Additional information
- Time zone: SST (UTC+8);

= Keppel Island, Singapore =

Small private island of Singapore

Keppel Island is a small private island located in the precinct of HarbourFront in Bukit Merah, Singapore. The island is largely flat, situated in northern part of Keppel Bay, between Singapore's main island and the island of Sentosa.

Keppel Island is connected to Singapore's main island by the 250 m long cable stayed Keppel Bay Bridge, which opened in 2008. Keppel Bay Bridge also carries the lines for electricity, water, and other services to the island.

==History==
The island became prosperous in mid-19th century thanks to the development of the Keppel Harbour. Keppel Island was used for shipbuilding and ship repair operations by Keppel Shipyard until 2000.
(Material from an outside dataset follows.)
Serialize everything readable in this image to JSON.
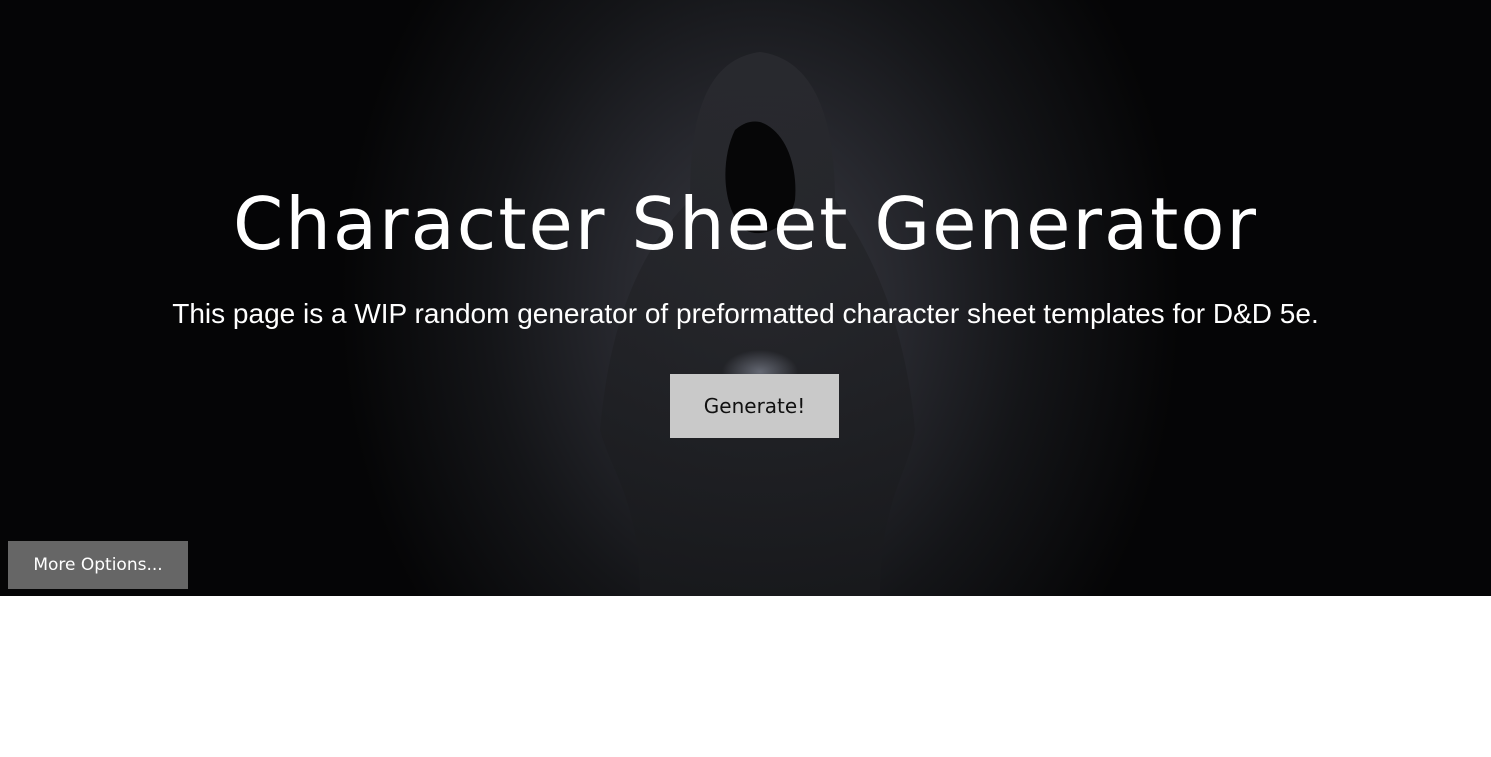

The island was previously known as Pulau Hantu, which means "Ghost Island" in Malay. In 1983, the company that owned the island changed the name to Keppel Island. As the previous name was deemed to be disagreeable for some and Pulau Hantu being the name of another island in Singapore, the government allowed the change.

The island was part of a waterfront luxury development effort in 2008, and it was thereafter connected to the mainland via the construction of the Keppel Bay Bridge.

Today, Keppel Island houses high-end restaurants and a marina for yachts.